The 17th annual Fish 'n Fun Derby May 14 at Camp Jordan Park and Pond will teach youth how to be outdoor anglers.
"Fishing is a great family activity and it's a great way to get people into the outdoors," said Betty Miles, events coordinator for the Tennessee Aquarium, which is hosting the event. "All rods and reels are provided by the Tennessee Wildlife Resources Administration. The TWRA also stocks that pond and there are some pretty big fish in there."
Youth ages 12 and under are invited to the derby, which will begin at 8:30 a.m. The last fish will be caught at noon. The Derby is free, but pre-registration is required.
The event will begin in the Camp Jordan arena with a fishing clinic. Professional fishers with the Outdoor Adventures Network will help children learn about fish habitats, behavior and equipment. Then the young fishers will be taken to the pond and taught by local volunteers from the Chattanooga Bass Club how to cast, tie knots, bait hooks and reel them in using catch and release techniques.
Each fish caught will be measured for size and then released. Students will catch mostly largemouth bass, sunfish and catfish. There will also be prizes given to young fishers that are sponsored by local Bass Pro Shops.
A Casting Kids contest will allow participants to practice their accuracy in casting by trying to land their hook into a hoop set on the ground. The winners in each age division can continue competing with the hopes of reaching the state competition, where they have the opportunity to hook some scholarships.

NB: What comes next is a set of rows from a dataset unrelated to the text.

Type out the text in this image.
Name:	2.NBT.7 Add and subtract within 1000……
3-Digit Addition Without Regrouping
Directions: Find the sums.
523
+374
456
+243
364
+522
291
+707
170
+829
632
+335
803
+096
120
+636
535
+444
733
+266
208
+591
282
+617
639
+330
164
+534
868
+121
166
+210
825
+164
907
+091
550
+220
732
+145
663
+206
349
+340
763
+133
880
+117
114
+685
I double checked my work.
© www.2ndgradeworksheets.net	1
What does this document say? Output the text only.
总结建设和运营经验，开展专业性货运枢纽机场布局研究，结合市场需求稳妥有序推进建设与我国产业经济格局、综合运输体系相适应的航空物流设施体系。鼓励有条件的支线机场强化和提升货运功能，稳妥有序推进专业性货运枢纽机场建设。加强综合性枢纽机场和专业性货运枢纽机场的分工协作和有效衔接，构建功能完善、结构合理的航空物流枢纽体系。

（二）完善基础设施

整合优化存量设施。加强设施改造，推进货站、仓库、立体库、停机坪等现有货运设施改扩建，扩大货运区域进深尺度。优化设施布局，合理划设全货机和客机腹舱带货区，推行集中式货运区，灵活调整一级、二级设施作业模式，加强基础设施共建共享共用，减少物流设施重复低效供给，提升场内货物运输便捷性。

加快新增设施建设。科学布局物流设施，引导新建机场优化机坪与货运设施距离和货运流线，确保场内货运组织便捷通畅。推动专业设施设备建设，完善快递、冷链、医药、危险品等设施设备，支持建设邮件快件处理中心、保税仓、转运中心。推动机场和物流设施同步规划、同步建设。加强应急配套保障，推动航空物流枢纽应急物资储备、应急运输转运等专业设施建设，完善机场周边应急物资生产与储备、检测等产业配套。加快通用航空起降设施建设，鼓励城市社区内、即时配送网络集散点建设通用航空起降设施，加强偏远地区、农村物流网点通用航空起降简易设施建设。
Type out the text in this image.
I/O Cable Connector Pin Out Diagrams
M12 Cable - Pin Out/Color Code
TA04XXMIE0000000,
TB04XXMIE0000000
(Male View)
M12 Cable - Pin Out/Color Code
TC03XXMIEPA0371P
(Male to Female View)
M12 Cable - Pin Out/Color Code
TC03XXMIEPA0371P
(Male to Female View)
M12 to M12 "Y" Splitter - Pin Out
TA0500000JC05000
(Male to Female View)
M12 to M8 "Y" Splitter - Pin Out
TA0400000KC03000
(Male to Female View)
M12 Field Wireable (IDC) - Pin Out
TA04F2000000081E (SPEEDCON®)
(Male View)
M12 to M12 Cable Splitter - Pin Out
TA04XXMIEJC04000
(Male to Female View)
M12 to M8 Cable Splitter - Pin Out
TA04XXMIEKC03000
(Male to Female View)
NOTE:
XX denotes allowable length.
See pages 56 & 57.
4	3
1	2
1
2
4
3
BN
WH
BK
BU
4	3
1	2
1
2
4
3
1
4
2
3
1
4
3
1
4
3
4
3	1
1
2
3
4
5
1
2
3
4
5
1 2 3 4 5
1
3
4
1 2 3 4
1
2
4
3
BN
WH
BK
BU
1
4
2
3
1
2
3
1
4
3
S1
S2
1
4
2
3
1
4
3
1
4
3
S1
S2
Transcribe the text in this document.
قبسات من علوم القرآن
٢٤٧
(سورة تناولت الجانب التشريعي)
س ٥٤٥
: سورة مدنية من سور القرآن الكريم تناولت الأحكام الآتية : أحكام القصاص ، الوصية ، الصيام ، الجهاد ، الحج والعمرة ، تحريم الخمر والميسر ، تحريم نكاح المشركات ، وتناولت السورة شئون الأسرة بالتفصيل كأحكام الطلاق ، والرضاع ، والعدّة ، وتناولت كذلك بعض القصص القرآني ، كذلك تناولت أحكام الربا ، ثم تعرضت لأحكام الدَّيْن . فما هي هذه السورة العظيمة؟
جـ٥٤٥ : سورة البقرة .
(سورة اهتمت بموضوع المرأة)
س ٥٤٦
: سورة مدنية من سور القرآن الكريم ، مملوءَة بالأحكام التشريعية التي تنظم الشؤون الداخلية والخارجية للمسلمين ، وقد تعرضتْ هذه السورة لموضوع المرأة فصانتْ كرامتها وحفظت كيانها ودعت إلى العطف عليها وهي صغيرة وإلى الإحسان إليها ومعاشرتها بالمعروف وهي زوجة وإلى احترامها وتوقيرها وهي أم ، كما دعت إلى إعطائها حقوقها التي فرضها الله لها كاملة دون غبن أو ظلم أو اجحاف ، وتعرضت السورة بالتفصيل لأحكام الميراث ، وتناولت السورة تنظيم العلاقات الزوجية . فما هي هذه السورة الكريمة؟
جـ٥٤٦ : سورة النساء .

"When these kids catch a fish, they are so excited," Miles said. "It's is fun to see how much fun they are having. By having that experience and connecting with nature, I think it makes kids take care of their rivers and streams so they can fish again in the future."
The Tennessee Aquarium teaches conservation through events like the Fish 'n Fun Derby as well as participating in a breed-and-release program for lake sturgeon.
Four or five times a year the aquarium releases sturgeon into the Tennessee River, with more than 90,000 having been released in the 10 years since the program began.